The reason people like becoming a regular is because they like being recognized and acknowledged. You can only go to a business and get a generic greeting so many times before you start thinking that the business doesn’t respect your business. Do you know the names of all your gym members? Can they walk in your door and get a first name introduction? If not, you better start working on it. You might not lose your current members if you don’t know their names, but if you DO know their names, they’ll surely develop a more emotional connection to your gym, rather than just seeing it as a place they spend their hard-earned money.
Don’t Let Employee Ego Overrun the Place
While working in Miami, I worked alongside a James Beard nominated chef, a truly insufferable man. He thought he was God’s gift to mankind and believed that his food was all that mattered. It didn’t take long before he started polarizing the staff of the restaurant. Either you got along with him and life was good, or you didn’t get along with him and he made your life a living hell.
There’s nothing worse than an employee with a super-ego, and everyone knows that gyms are overflowing with ego. Keep your employees in check. Employees with large egos tend to talk down to others, play favorites with people that give them the most attention, and are generally just pains in the ass. Hire humble people, perhaps Midwesterners, and you’ll have a much happier staff.
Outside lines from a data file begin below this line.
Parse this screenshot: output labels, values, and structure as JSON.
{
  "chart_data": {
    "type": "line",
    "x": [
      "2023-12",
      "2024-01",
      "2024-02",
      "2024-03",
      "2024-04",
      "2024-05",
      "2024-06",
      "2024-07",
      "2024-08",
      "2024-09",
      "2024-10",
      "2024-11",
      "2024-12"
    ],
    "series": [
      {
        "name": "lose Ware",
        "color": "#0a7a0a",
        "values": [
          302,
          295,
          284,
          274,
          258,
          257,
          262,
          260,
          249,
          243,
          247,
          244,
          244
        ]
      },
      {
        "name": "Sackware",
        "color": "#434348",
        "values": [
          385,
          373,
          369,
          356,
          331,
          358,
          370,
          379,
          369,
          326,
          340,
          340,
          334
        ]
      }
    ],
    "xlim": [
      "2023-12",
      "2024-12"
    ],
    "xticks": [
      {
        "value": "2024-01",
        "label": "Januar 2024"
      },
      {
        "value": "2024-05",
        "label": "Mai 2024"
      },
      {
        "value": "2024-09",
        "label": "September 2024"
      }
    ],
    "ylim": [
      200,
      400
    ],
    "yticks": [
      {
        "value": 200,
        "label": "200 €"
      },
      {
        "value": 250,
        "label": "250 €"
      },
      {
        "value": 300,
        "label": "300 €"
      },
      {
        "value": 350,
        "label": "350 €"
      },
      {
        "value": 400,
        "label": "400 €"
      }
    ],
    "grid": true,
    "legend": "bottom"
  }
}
Location is More Important Than You Think
Have you ever driven past a restaurant in the middle of nowhere and said to yourself, “Jeez, could they have picked a worse location?” One of the most important aspects of building a restaurant is deciding where you’ll build. Pedestrian and car traffic are essential to building a successful business. Unless the restaurant has very deep advertising pockets(to let people know about her/his restaurant in the boondocks), no one will ever find out about it.
The same goes for fitness businesses. A gym owner needs to decide if they want to save money on rent and open their business in a industrial park, or if they’d rather pay a little more money in rent, but be in an area that gets more “eye-traffic.” This is a term we use to describe people looking at your fitness business from afar. If you’re located in a busy area, you’ll get more eye-traffic and more people will become familiar with your business.